Giuseppe Ragusa: The Limits of Machine Learning for Casual Inference

Data: Mercoledì 6 Maggio 2026, ore 15:30

Luogo: Aula Seminari Bruguier Pacini, DEM – Online via Teams

Relatore: Giuseppe Ragusa (Università di Roma, La Sapienza)

Titolo: The Limits of Machine Learning for Causal Inference

Abstract:

Double/Debiased Machine Learning (DML) provides √n-consistent estimation of low-dimensional parameters in the presence of high-dimensional nuisance functions, provided those nuisance functions are estimated at a sufficiently fast rate. We examine when this rate requirement is met in practice.

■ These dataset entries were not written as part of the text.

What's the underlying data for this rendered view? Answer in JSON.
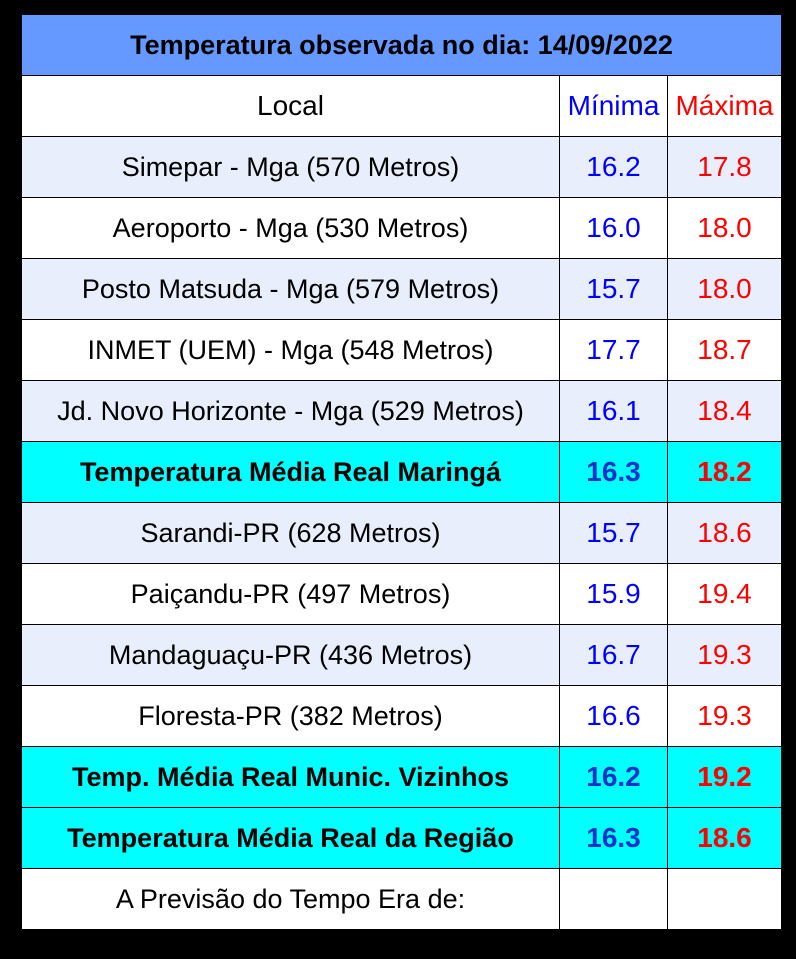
{
  "title": "Temperatura observada no dia: 14/09/2022",
  "headers": {
    "local": "Local",
    "min": "Mínima",
    "max": "Máxima"
  },
  "rows": [
    {
      "local": "Simepar - Mga  (570 Metros)",
      "min": "16.2",
      "max": "17.8",
      "type": "light"
    },
    {
      "local": "Aeroporto - Mga (530 Metros)",
      "min": "16.0",
      "max": "18.0",
      "type": "white"
    },
    {
      "local": "Posto Matsuda - Mga (579 Metros)",
      "min": "15.7",
      "max": "18.0",
      "type": "light"
    },
    {
      "local": "INMET (UEM) - Mga  (548 Metros)",
      "min": "17.7",
      "max": "18.7",
      "type": "white"
    },
    {
      "local": "Jd. Novo Horizonte - Mga (529 Metros)",
      "min": "16.1",
      "max": "18.4",
      "type": "light"
    },
    {
      "local": "Temperatura Média Real Maringá",
      "min": "16.3",
      "max": "18.2",
      "type": "avg"
    },
    {
      "local": "Sarandi-PR  (628 Metros)",
      "min": "15.7",
      "max": "18.6",
      "type": "light"
    },
    {
      "local": "Paiçandu-PR (497 Metros)",
      "min": "15.9",
      "max": "19.4",
      "type": "white"
    },
    {
      "local": "Mandaguaçu-PR (436 Metros)",
      "min": "16.7",
      "max": "19.3",
      "type": "light"
    },
    {
      "local": "Floresta-PR (382 Metros)",
      "min": "16.6",
      "max": "19.3",
      "type": "white"
    },
    {
      "local": "Temp. Média Real Munic. Vizinhos",
      "min": "16.2",
      "max": "19.2",
      "type": "avg"
    },
    {
      "local": "Temperatura Média Real da Região",
      "min": "16.3",
      "max": "18.6",
      "type": "avg"
    }
  ],
  "footer": {
    "local": "A Previsão do Tempo Era de:",
    "min": "",
    "max": ""
  },
  "colors": {
    "title_bg": "#6699ff",
    "light_row_bg": "#e8eefb",
    "avg_row_bg": "#00ffff",
    "min_text": "#0000ff",
    "max_text": "#ff0000"
  }
}
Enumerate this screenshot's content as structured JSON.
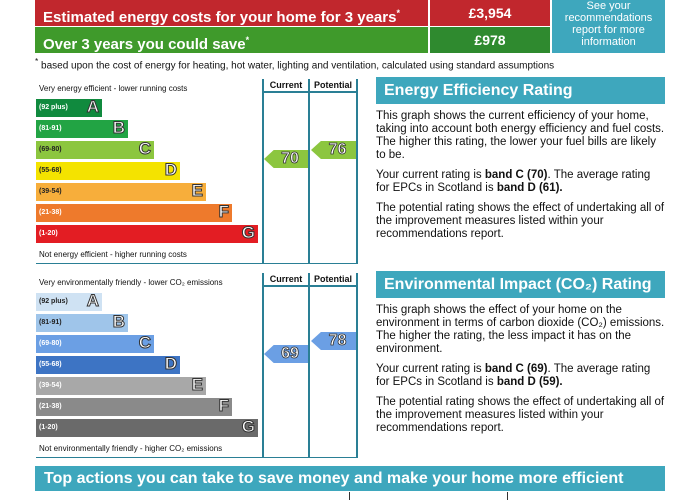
{
  "costs": {
    "estimated_label": "Estimated energy costs for your home for 3 years",
    "estimated_value": "£3,954",
    "save_label": "Over 3 years you could save",
    "save_value": "£978",
    "asterisk": "*",
    "see_report": "See your recommendations report for more information",
    "footnote": "based upon the cost of energy for heating, hot water, lighting and ventilation, calculated using standard assumptions"
  },
  "colors": {
    "teal": "#3ea7bd",
    "red": "#c1272d",
    "green": "#3f9a2b"
  },
  "energy_chart": {
    "top_caption": "Very energy efficient - lower running costs",
    "bottom_caption": "Not energy efficient - higher running costs",
    "current_header": "Current",
    "potential_header": "Potential",
    "current": "70",
    "potential": "76",
    "bands": [
      {
        "range": "(92 plus)",
        "letter": "A",
        "color": "#108a3e"
      },
      {
        "range": "(81-91)",
        "letter": "B",
        "color": "#22a444"
      },
      {
        "range": "(69-80)",
        "letter": "C",
        "color": "#8cc63f"
      },
      {
        "range": "(55-68)",
        "letter": "D",
        "color": "#f4e300"
      },
      {
        "range": "(39-54)",
        "letter": "E",
        "color": "#f7ae3b"
      },
      {
        "range": "(21-38)",
        "letter": "F",
        "color": "#ee7a2c"
      },
      {
        "range": "(1-20)",
        "letter": "G",
        "color": "#e31d23"
      }
    ]
  },
  "env_chart": {
    "top_caption": "Very environmentally friendly - lower CO₂ emissions",
    "bottom_caption": "Not environmentally friendly - higher CO₂ emissions",
    "current_header": "Current",
    "potential_header": "Potential",
    "current": "69",
    "potential": "78",
    "bands": [
      {
        "range": "(92 plus)",
        "letter": "A",
        "color": "#cfe2f3"
      },
      {
        "range": "(81-91)",
        "letter": "B",
        "color": "#9fc5ea"
      },
      {
        "range": "(69-80)",
        "letter": "C",
        "color": "#6b9fe4"
      },
      {
        "range": "(55-68)",
        "letter": "D",
        "color": "#3d74c4"
      },
      {
        "range": "(39-54)",
        "letter": "E",
        "color": "#a8a8a8"
      },
      {
        "range": "(21-38)",
        "letter": "F",
        "color": "#8a8a8a"
      },
      {
        "range": "(1-20)",
        "letter": "G",
        "color": "#6a6a6a"
      }
    ]
  },
  "eer": {
    "title": "Energy Efficiency Rating",
    "p1": "This graph shows the current efficiency of your home, taking into account both energy efficiency and fuel costs. The higher this rating, the lower your fuel bills are likely to be.",
    "p2a": "Your current rating is ",
    "p2b": "band C (70)",
    "p2c": ". The average rating for EPCs in Scotland is ",
    "p2d": "band D (61).",
    "p3": "The potential rating shows the effect of undertaking all of the improvement measures listed within your recommendations report."
  },
  "eir": {
    "title": "Environmental Impact (CO₂) Rating",
    "p1": "This graph shows the effect of your home on the environment in terms of carbon dioxide (CO₂) emissions. The higher the rating, the less impact it has on the environment.",
    "p2a": "Your current rating is ",
    "p2b": "band C (69)",
    "p2c": ". The average rating for EPCs in Scotland is ",
    "p2d": "band D (59).",
    "p3": "The potential rating shows the effect of undertaking all of the improvement measures listed within your recommendations report."
  },
  "banner": "Top actions you can take to save money and make your home more efficient"
}
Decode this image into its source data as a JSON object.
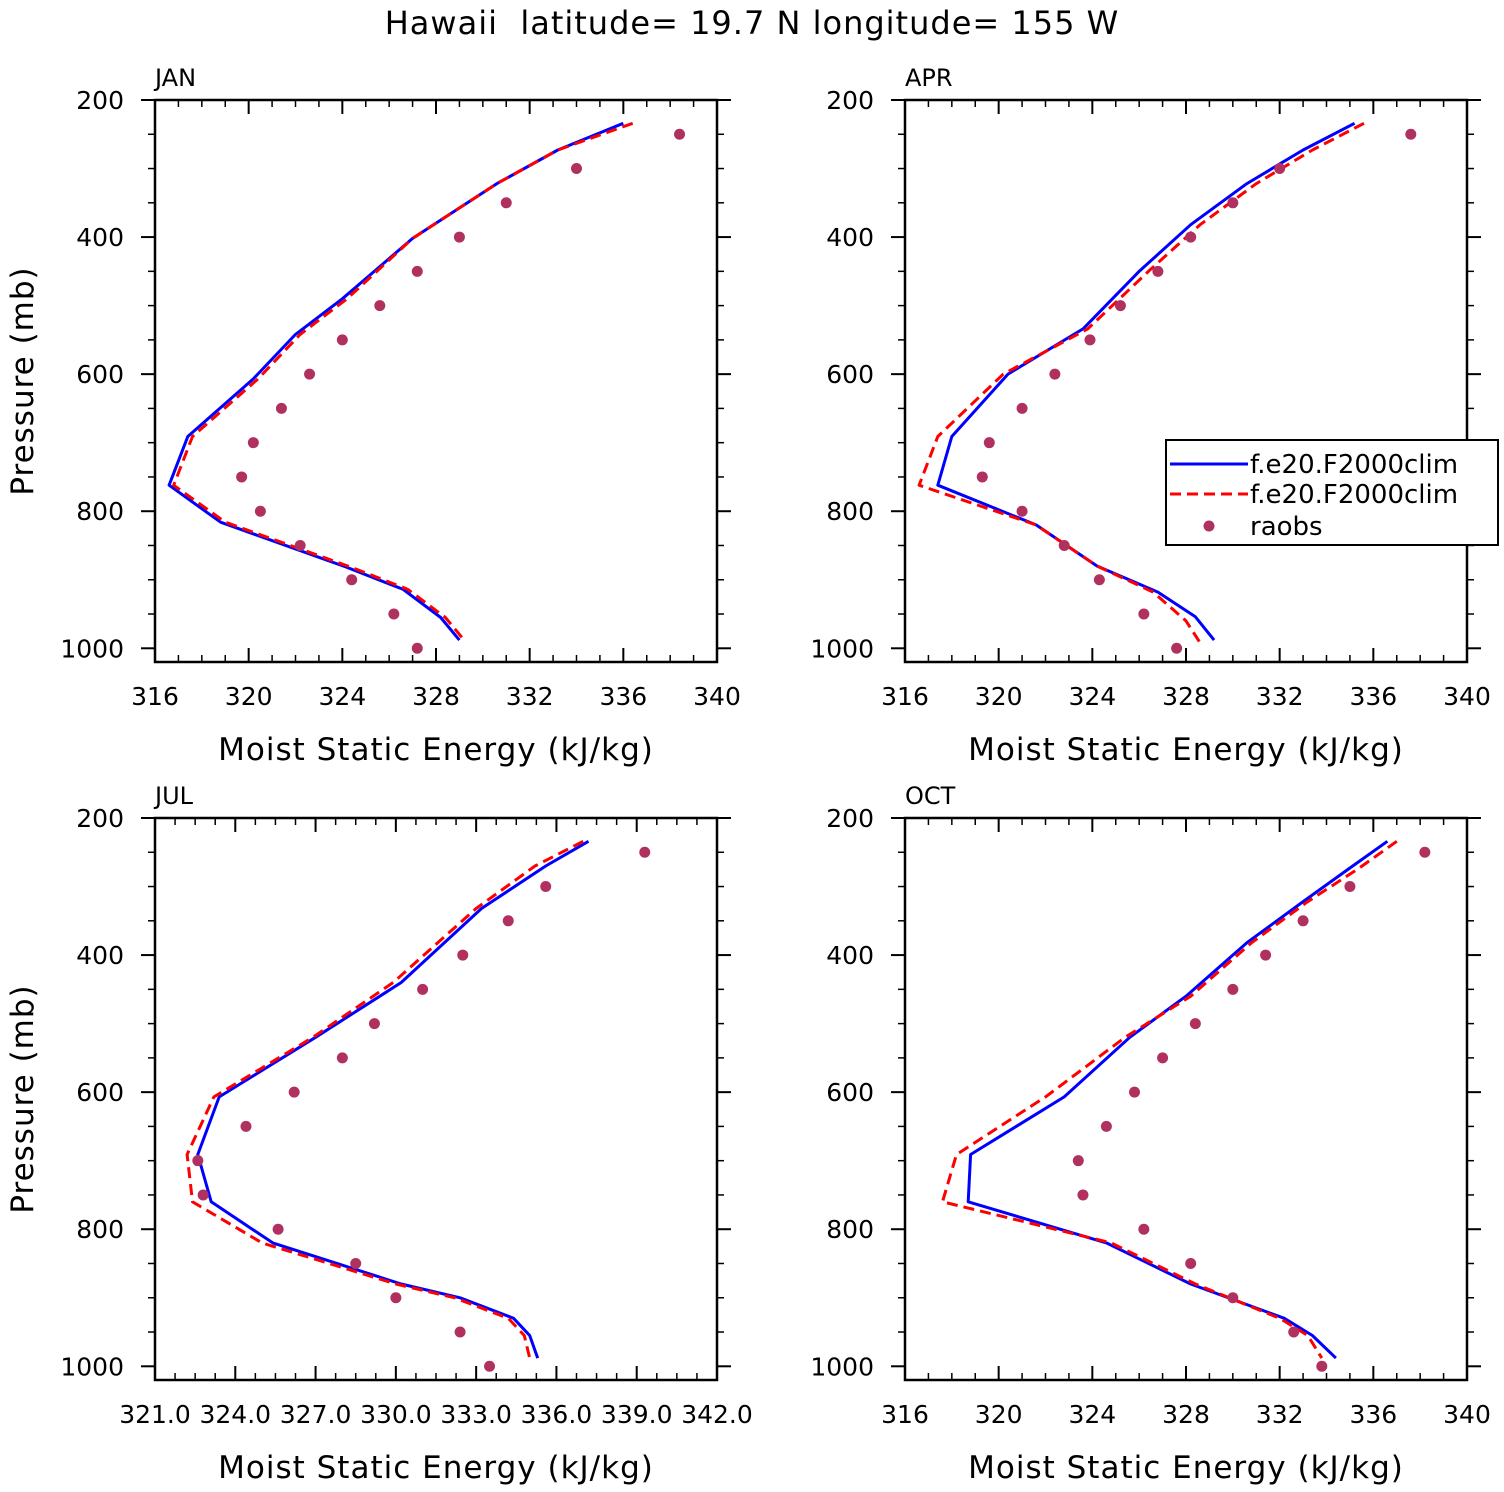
{
  "title": "Hawaii  latitude= 19.7 N longitude= 155 W",
  "legend": {
    "entries": [
      {
        "label": "f.e20.F2000clim",
        "style": "solid",
        "color": "#0000ff"
      },
      {
        "label": "f.e20.F2000clim",
        "style": "dashed",
        "color": "#ff0000"
      },
      {
        "label": "raobs",
        "style": "dot",
        "color": "#b03060"
      }
    ]
  },
  "colors": {
    "model_solid": "#0000ff",
    "model_dashed": "#ff0000",
    "raobs": "#b03060",
    "axes": "#000000"
  },
  "chart_data": [
    {
      "type": "line",
      "title": "JAN",
      "xlabel": "Moist Static Energy (kJ/kg)",
      "ylabel": "Pressure (mb)",
      "xlim": [
        316,
        340
      ],
      "ylim": [
        1020,
        200
      ],
      "xticks": [
        316,
        320,
        324,
        328,
        332,
        336,
        340
      ],
      "xtick_labels": [
        "316",
        "320",
        "324",
        "328",
        "332",
        "336",
        "340"
      ],
      "yticks": [
        200,
        400,
        600,
        800,
        1000
      ],
      "ytick_labels": [
        "200",
        "400",
        "600",
        "800",
        "1000"
      ],
      "series": [
        {
          "name": "f.e20.F2000clim",
          "style": "solid",
          "x": [
            336.0,
            333.2,
            330.6,
            327.0,
            324.0,
            322.0,
            320.2,
            317.4,
            316.6,
            318.8,
            324.2,
            326.6,
            328.2,
            329.0
          ],
          "y": [
            234,
            273,
            322,
            402,
            490,
            542,
            607,
            691,
            762,
            816,
            882,
            914,
            955,
            988
          ]
        },
        {
          "name": "f.e20.F2000clim",
          "style": "dashed",
          "x": [
            336.4,
            333.2,
            330.6,
            327.0,
            324.2,
            322.2,
            320.4,
            317.6,
            316.8,
            319.0,
            324.4,
            326.8,
            328.4,
            329.2
          ],
          "y": [
            234,
            273,
            322,
            402,
            490,
            542,
            607,
            691,
            762,
            816,
            882,
            914,
            955,
            988
          ]
        },
        {
          "name": "raobs",
          "style": "dot",
          "x": [
            338.4,
            334.0,
            331.0,
            329.0,
            327.2,
            325.6,
            324.0,
            322.6,
            321.4,
            320.2,
            319.7,
            320.5,
            322.2,
            324.4,
            326.2,
            327.2
          ],
          "y": [
            250,
            300,
            350,
            400,
            450,
            500,
            550,
            600,
            650,
            700,
            750,
            800,
            850,
            900,
            950,
            1000
          ]
        }
      ]
    },
    {
      "type": "line",
      "title": "APR",
      "xlabel": "Moist Static Energy (kJ/kg)",
      "ylabel": "",
      "xlim": [
        316,
        340
      ],
      "ylim": [
        1020,
        200
      ],
      "xticks": [
        316,
        320,
        324,
        328,
        332,
        336,
        340
      ],
      "xtick_labels": [
        "316",
        "320",
        "324",
        "328",
        "332",
        "336",
        "340"
      ],
      "yticks": [
        200,
        400,
        600,
        800,
        1000
      ],
      "ytick_labels": [
        "200",
        "400",
        "600",
        "800",
        "1000"
      ],
      "series": [
        {
          "name": "f.e20.F2000clim",
          "style": "solid",
          "x": [
            335.2,
            333.0,
            330.6,
            328.2,
            326.0,
            323.6,
            320.4,
            318.0,
            317.4,
            321.6,
            324.2,
            326.8,
            328.4,
            329.2
          ],
          "y": [
            234,
            273,
            322,
            382,
            450,
            534,
            600,
            691,
            762,
            820,
            880,
            918,
            954,
            988
          ]
        },
        {
          "name": "f.e20.F2000clim",
          "style": "dashed",
          "x": [
            335.6,
            333.4,
            331.0,
            328.6,
            326.4,
            323.8,
            320.2,
            317.4,
            316.6,
            321.6,
            324.2,
            326.6,
            328.0,
            328.6
          ],
          "y": [
            234,
            273,
            322,
            382,
            450,
            534,
            600,
            691,
            762,
            820,
            880,
            918,
            960,
            992
          ]
        },
        {
          "name": "raobs",
          "style": "dot",
          "x": [
            337.6,
            332.0,
            330.0,
            328.2,
            326.8,
            325.2,
            323.9,
            322.4,
            321.0,
            319.6,
            319.3,
            321.0,
            322.8,
            324.3,
            326.2,
            327.6
          ],
          "y": [
            250,
            300,
            350,
            400,
            450,
            500,
            550,
            600,
            650,
            700,
            750,
            800,
            850,
            900,
            950,
            1000
          ]
        }
      ]
    },
    {
      "type": "line",
      "title": "JUL",
      "xlabel": "Moist Static Energy (kJ/kg)",
      "ylabel": "Pressure (mb)",
      "xlim": [
        321,
        342
      ],
      "ylim": [
        1020,
        200
      ],
      "xticks": [
        321,
        324,
        327,
        330,
        333,
        336,
        339,
        342
      ],
      "xtick_labels": [
        "321.0",
        "324.0",
        "327.0",
        "330.0",
        "333.0",
        "336.0",
        "339.0",
        "342.0"
      ],
      "yticks": [
        200,
        400,
        600,
        800,
        1000
      ],
      "ytick_labels": [
        "200",
        "400",
        "600",
        "800",
        "1000"
      ],
      "series": [
        {
          "name": "f.e20.F2000clim",
          "style": "solid",
          "x": [
            337.2,
            335.6,
            333.2,
            330.2,
            327.0,
            323.4,
            322.6,
            323.1,
            325.4,
            330.2,
            332.4,
            334.4,
            335.0,
            335.3
          ],
          "y": [
            234,
            270,
            332,
            440,
            520,
            607,
            691,
            760,
            820,
            880,
            900,
            930,
            955,
            988
          ]
        },
        {
          "name": "f.e20.F2000clim",
          "style": "dashed",
          "x": [
            337.0,
            335.2,
            333.0,
            329.9,
            326.9,
            323.2,
            322.2,
            322.4,
            325.0,
            330.0,
            332.2,
            334.2,
            334.8,
            335.0
          ],
          "y": [
            234,
            270,
            332,
            440,
            520,
            607,
            691,
            760,
            820,
            880,
            900,
            930,
            955,
            988
          ]
        },
        {
          "name": "raobs",
          "style": "dot",
          "x": [
            339.3,
            335.6,
            334.2,
            332.5,
            331.0,
            329.2,
            328.0,
            326.2,
            324.4,
            322.6,
            322.8,
            325.6,
            328.5,
            330.0,
            332.4,
            333.5
          ],
          "y": [
            250,
            300,
            350,
            400,
            450,
            500,
            550,
            600,
            650,
            700,
            750,
            800,
            850,
            900,
            950,
            1000
          ]
        }
      ]
    },
    {
      "type": "line",
      "title": "OCT",
      "xlabel": "Moist Static Energy (kJ/kg)",
      "ylabel": "",
      "xlim": [
        316,
        340
      ],
      "ylim": [
        1020,
        200
      ],
      "xticks": [
        316,
        320,
        324,
        328,
        332,
        336,
        340
      ],
      "xtick_labels": [
        "316",
        "320",
        "324",
        "328",
        "332",
        "336",
        "340"
      ],
      "yticks": [
        200,
        400,
        600,
        800,
        1000
      ],
      "ytick_labels": [
        "200",
        "400",
        "600",
        "800",
        "1000"
      ],
      "series": [
        {
          "name": "f.e20.F2000clim",
          "style": "solid",
          "x": [
            336.6,
            335.0,
            333.0,
            330.6,
            328.0,
            325.6,
            322.8,
            318.8,
            318.7,
            324.6,
            328.2,
            332.2,
            333.4,
            334.4
          ],
          "y": [
            234,
            273,
            322,
            382,
            460,
            520,
            607,
            691,
            760,
            820,
            880,
            930,
            955,
            988
          ]
        },
        {
          "name": "f.e20.F2000clim",
          "style": "dashed",
          "x": [
            337.0,
            335.4,
            333.2,
            330.8,
            328.2,
            325.4,
            322.0,
            318.2,
            317.6,
            324.8,
            328.4,
            332.0,
            333.2,
            333.8
          ],
          "y": [
            234,
            273,
            322,
            382,
            460,
            520,
            607,
            691,
            760,
            820,
            880,
            930,
            955,
            988
          ]
        },
        {
          "name": "raobs",
          "style": "dot",
          "x": [
            338.2,
            335.0,
            333.0,
            331.4,
            330.0,
            328.4,
            327.0,
            325.8,
            324.6,
            323.4,
            323.6,
            326.2,
            328.2,
            330.0,
            332.6,
            333.8
          ],
          "y": [
            250,
            300,
            350,
            400,
            450,
            500,
            550,
            600,
            650,
            700,
            750,
            800,
            850,
            900,
            950,
            1000
          ]
        }
      ]
    }
  ]
}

Through a systematic review of convergence-rate theory for Lasso, random forests, neural networks, and other learners, we show that the required rate is harder to achieve than widely assumed— especially for random forests, which lack any general L2(P)-rate guarantee strong enough for DML. We document a misalignment between standard cross-validation, which targets prediction risk, and the nuisance estimation quality that DML actually requires. As a result of this misalignment, two learners with nearly identical prediction errors can produce dramatically different biases in the target estimator. Extensive simulations across four partially linear regression designs confirm that (i) finite-sample bias, not variance, is the dominant source of inference failure; (ii) prediction-optimal tuning can produce 50-fold more bias than a well-chosen fixed learner pair; and (iii) implementation randomness from stochastic learners may be a non-negligible additional variance source. We propose a target-aware tuning algorithm that supplements prediction- based cross-validation with a stability screen and a least-regularized selection step, motivated by semiparametric undersmoothing logic.

Organizzatore del seminario: Francesco Valentini